Il est le plus jeune journaliste burkinabè de l’histoire à avoir gagner la prestigieuse distinction des hommes de médias, le Super Galian, en 2019. Hugues Richard Sama, le talentueux journaliste à la plume d’or, de L’Observateur Paalga, est un prodige de l’Institut panafricain d’étude et de recherche sur les médias, l’information et la communication (IPERMIC) qui est passé par une série scientifique. Le journalisme dans l’âme, le rêve du jeune garçon s’est réalisé alors que ses parents souhaitaient le voir ailleurs, loin des scribouillards. Portrait du grand reporter du plus vieux quotidien privé du Burkina.

Orfèvre des mots, son nom figure sans doute dans le chapelet des grandes plumes de « L’Obs » malgré son jeune âge. De tempérament calme, le jeune garçon de 29 ans au teint d’ébène, a fait un parcours scolaire et universitaire sans faille. Bien souvent premier de sa classe ou parmi les meilleurs depuis le primaire, l’enfant de Pilimpikou (dans la province du Passoré) manie aussi bien la langue de Molière que les mathématiques d’Euclide.

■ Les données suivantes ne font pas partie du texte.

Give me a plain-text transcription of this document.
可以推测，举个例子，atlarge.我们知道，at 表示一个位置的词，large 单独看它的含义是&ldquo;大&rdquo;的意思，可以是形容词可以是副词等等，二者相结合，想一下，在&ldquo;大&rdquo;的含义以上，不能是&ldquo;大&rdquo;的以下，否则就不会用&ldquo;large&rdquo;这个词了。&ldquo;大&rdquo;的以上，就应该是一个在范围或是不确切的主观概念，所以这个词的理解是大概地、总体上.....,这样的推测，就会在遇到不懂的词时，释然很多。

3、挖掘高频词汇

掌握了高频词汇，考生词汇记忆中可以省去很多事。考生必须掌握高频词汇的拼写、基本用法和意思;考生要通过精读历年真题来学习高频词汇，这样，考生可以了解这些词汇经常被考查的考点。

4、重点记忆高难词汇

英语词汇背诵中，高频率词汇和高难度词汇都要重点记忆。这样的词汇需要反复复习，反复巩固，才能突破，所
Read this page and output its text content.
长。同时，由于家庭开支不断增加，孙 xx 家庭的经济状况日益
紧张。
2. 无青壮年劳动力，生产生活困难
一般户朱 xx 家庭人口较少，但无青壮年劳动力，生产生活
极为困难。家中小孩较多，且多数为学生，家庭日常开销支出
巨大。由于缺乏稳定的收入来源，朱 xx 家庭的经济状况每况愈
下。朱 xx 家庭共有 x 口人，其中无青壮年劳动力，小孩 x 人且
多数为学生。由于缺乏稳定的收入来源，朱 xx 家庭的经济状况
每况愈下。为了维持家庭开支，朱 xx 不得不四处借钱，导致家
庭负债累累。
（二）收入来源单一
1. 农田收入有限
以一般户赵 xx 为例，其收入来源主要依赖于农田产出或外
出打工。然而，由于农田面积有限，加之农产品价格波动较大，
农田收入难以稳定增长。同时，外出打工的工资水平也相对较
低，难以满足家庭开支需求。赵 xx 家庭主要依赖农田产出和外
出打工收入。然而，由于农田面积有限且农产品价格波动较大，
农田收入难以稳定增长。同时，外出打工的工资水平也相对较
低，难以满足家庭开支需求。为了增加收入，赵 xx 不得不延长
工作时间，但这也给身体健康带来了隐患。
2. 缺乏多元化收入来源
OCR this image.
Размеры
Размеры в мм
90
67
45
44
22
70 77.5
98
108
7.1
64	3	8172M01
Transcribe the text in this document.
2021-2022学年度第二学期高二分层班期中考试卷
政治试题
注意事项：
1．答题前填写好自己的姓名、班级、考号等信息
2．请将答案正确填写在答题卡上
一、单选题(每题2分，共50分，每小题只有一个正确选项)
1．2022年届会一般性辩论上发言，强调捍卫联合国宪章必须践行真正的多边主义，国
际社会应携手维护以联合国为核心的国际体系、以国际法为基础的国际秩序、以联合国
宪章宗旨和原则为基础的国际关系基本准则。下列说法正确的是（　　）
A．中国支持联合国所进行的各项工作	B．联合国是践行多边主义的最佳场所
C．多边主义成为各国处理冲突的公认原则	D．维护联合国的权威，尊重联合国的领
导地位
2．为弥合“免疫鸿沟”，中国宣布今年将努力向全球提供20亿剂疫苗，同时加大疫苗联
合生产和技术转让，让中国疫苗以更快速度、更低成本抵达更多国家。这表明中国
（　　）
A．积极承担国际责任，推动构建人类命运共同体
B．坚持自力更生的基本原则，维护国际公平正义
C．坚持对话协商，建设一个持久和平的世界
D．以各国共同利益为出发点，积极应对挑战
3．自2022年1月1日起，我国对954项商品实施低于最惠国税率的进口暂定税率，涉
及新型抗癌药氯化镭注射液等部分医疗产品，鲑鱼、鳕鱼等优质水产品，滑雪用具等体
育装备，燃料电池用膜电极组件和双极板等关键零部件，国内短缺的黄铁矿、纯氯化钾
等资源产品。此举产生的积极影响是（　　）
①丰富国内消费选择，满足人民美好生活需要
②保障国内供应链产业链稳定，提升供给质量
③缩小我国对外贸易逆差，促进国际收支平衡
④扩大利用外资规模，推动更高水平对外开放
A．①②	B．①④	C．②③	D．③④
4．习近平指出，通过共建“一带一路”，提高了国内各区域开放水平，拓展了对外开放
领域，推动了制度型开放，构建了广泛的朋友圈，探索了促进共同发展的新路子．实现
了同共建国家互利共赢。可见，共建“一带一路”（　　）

Après son Brevet d’études du premier cycle (BEPC) en 2010, il a été contraint par ses parents à faire une série scientifique. Mais Hugues voulait faire une série littéraire dans l’espoir de devenir journaliste comme Laurent Sadoux de Radio France internationale (RFI) dont la voix a bercé son enfance. Mais que vaut sa volonté face à celle de ses parents à qui il voulait à tout prix faire plaisir. Sans rechigner et désobéir, il accepte le choix de ses parents pour faire la seconde ‘’C » au Lycée Marien N’Gouabi.

Polyvalent qu’il est, il est premier de sa classe pendant toute l’année scolaire. Une raison de plus pour le proviseur du lycée et ses parents de l’orienter en première ‘’C » contre son gré. Les chances de faire le journalisme s’amenuisent au regard de l’obstination de ses parents pour les études scientifiques. « J’ai envie de dire que c’était l’année la plus triste de mon cursus scolaire parce que je voyais toutes les portes se refermer devant moi », se souvient-il encore. Mais après cette première ‘’C », l’espoir revit, le fils de la sage-femme demande à.… renaître en série ‘’D ». « J’ai souhaité être réaffecté en Tle D pour me donner plus de chances parce qu’avec un baccalauréat C, on ne m’aurait pas permis de faire le journalisme. Le test du département de communication et journalisme exigeait un bac A ou D », raconte-t-il.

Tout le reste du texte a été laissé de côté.